There are two kinds of horror stories about Airbnb. When the home-sharing platform first appeared, the initial cautionary tales tended to emphasize extreme guest (and occasionally host) misbehavior. But as the now decade-old service matured and the number of rental properties proliferated dramatically, a second genre emerged, one that focused on what the service was doing to the larger community: Airbnb was raising rents and taking housing off the rental market. It was supercharging gentrification while discriminating against guests and hosts of color. And as commercial operators took over, it was transforming from a way to help homeowners occasionally rent out an extra room into a purveyor of creepy, makeshift hotels.
Several studies have looked into these claims; some focused on just one issue at a time, or measured Airbnb-linked trends across wide swaths of the country. But a recent report by David Wachsmuth, a professor of Urban Planning at McGill University, zeroes in on New York City in an effort to answer the question of exactly what home sharing is doing to the city.
Source: https://www.citylab.com/equity/2018/03/what-airbnb-did-to-new-york-city/552749/
(Score: 0) by Anonymous Coward on Saturday March 10 2018, @01:54AM (2 children)
All the better for NY city.

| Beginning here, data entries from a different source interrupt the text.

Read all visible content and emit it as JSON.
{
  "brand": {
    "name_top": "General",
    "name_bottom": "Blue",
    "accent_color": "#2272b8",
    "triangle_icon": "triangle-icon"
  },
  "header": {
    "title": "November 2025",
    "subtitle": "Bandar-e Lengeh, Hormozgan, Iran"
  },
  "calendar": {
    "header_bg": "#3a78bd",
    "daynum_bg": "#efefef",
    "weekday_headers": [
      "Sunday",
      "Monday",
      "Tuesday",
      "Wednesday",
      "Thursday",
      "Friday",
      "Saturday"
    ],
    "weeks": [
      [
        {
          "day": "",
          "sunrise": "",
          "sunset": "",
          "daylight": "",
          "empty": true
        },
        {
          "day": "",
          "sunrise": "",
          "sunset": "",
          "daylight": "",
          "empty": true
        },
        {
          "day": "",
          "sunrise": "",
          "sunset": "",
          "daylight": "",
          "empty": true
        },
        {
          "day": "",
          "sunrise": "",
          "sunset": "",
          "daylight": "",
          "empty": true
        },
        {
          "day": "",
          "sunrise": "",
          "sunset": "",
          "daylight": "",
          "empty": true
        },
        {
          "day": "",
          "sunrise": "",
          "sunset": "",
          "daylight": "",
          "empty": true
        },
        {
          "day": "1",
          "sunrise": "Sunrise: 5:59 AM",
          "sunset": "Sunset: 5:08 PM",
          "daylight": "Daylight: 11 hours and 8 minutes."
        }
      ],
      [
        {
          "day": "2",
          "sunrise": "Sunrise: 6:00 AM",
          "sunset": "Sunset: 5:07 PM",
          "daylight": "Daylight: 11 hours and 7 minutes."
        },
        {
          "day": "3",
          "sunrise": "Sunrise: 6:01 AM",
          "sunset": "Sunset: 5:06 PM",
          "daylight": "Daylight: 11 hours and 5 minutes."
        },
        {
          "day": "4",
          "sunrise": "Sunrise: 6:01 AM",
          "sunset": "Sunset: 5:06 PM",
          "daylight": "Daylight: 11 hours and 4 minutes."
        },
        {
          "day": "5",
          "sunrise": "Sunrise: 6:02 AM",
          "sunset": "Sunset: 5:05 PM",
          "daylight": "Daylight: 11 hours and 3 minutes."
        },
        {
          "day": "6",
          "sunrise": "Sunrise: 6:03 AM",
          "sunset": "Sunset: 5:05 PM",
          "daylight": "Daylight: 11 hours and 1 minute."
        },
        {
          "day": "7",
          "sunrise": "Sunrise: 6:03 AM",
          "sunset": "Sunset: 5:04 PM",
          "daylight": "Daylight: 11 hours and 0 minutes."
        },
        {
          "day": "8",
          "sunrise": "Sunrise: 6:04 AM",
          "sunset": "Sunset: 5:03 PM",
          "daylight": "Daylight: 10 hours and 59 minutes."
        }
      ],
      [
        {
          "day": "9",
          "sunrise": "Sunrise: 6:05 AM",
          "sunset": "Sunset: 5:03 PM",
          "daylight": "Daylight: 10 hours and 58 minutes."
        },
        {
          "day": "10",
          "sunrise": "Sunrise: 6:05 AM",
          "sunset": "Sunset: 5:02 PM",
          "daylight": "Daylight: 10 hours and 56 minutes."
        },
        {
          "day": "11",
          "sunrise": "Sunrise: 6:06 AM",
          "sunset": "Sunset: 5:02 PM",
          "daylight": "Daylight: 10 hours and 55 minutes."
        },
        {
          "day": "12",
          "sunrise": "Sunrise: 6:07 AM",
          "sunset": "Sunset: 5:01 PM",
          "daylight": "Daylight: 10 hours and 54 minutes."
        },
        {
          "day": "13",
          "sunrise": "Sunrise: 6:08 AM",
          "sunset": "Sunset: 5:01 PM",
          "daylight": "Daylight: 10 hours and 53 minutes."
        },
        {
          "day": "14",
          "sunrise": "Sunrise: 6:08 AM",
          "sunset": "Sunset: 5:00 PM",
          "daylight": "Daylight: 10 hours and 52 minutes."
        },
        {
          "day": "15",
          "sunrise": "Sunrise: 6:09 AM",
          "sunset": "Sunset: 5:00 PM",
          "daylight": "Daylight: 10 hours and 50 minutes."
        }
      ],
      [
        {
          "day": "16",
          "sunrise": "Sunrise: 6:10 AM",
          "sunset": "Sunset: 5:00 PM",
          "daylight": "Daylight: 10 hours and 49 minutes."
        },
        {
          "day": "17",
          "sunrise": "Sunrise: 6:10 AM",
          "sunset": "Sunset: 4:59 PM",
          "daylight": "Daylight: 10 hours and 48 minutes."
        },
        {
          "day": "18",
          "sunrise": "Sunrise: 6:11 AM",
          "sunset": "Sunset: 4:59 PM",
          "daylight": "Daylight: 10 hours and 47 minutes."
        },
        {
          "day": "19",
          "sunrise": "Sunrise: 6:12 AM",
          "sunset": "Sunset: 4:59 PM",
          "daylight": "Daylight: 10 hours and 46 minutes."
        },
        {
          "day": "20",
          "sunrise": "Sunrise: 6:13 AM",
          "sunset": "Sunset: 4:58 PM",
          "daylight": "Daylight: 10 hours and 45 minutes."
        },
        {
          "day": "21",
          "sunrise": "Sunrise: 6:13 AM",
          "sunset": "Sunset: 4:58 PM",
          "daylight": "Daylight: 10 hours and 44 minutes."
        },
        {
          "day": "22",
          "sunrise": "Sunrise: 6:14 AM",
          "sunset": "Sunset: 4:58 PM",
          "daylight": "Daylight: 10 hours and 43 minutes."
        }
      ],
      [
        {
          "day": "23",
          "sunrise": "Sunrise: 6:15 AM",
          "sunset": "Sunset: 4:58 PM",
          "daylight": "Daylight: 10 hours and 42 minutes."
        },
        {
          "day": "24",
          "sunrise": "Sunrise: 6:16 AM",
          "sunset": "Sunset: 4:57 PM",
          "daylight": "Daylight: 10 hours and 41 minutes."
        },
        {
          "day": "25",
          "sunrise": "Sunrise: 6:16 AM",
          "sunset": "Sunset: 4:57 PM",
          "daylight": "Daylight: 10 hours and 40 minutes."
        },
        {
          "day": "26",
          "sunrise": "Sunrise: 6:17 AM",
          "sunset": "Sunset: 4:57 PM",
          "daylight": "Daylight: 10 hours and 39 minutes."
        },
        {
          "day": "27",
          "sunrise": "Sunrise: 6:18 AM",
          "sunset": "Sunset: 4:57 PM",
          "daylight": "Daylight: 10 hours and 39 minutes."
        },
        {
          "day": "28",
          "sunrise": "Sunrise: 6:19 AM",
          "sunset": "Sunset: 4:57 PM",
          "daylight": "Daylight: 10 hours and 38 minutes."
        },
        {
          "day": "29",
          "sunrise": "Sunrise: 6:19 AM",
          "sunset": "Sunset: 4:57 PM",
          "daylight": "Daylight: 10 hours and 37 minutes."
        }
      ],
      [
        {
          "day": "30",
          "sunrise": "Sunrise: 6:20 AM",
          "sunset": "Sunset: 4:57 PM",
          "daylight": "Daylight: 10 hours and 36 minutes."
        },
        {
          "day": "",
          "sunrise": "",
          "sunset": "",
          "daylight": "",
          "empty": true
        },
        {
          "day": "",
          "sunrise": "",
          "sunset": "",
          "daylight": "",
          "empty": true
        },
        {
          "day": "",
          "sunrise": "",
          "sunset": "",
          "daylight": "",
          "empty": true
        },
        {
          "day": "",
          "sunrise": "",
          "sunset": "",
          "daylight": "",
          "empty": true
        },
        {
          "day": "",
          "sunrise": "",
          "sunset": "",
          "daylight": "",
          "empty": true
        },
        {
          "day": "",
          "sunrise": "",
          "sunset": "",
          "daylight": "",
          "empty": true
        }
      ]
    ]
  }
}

Now, there is more money to fund that excursion to Broadway, or even off-Broadway.
There is NEVER anything wrong with increased efficiency.
(Score: 2) by MichaelDavidCrawford on Saturday March 10 2018, @04:48AM (1 child)
"There is NEVER anything wrong with increased efficiency."
Creative destruction makes economists' dicks hard
But it has innocent victims: there are 4000 homeless in Portland
Yes I Have No Bananas. [gofundme.com]
(Score: 0) by Anonymous Coward on Saturday March 10 2018, @02:03PM
Only 4K? That sounds like a rounding error to me.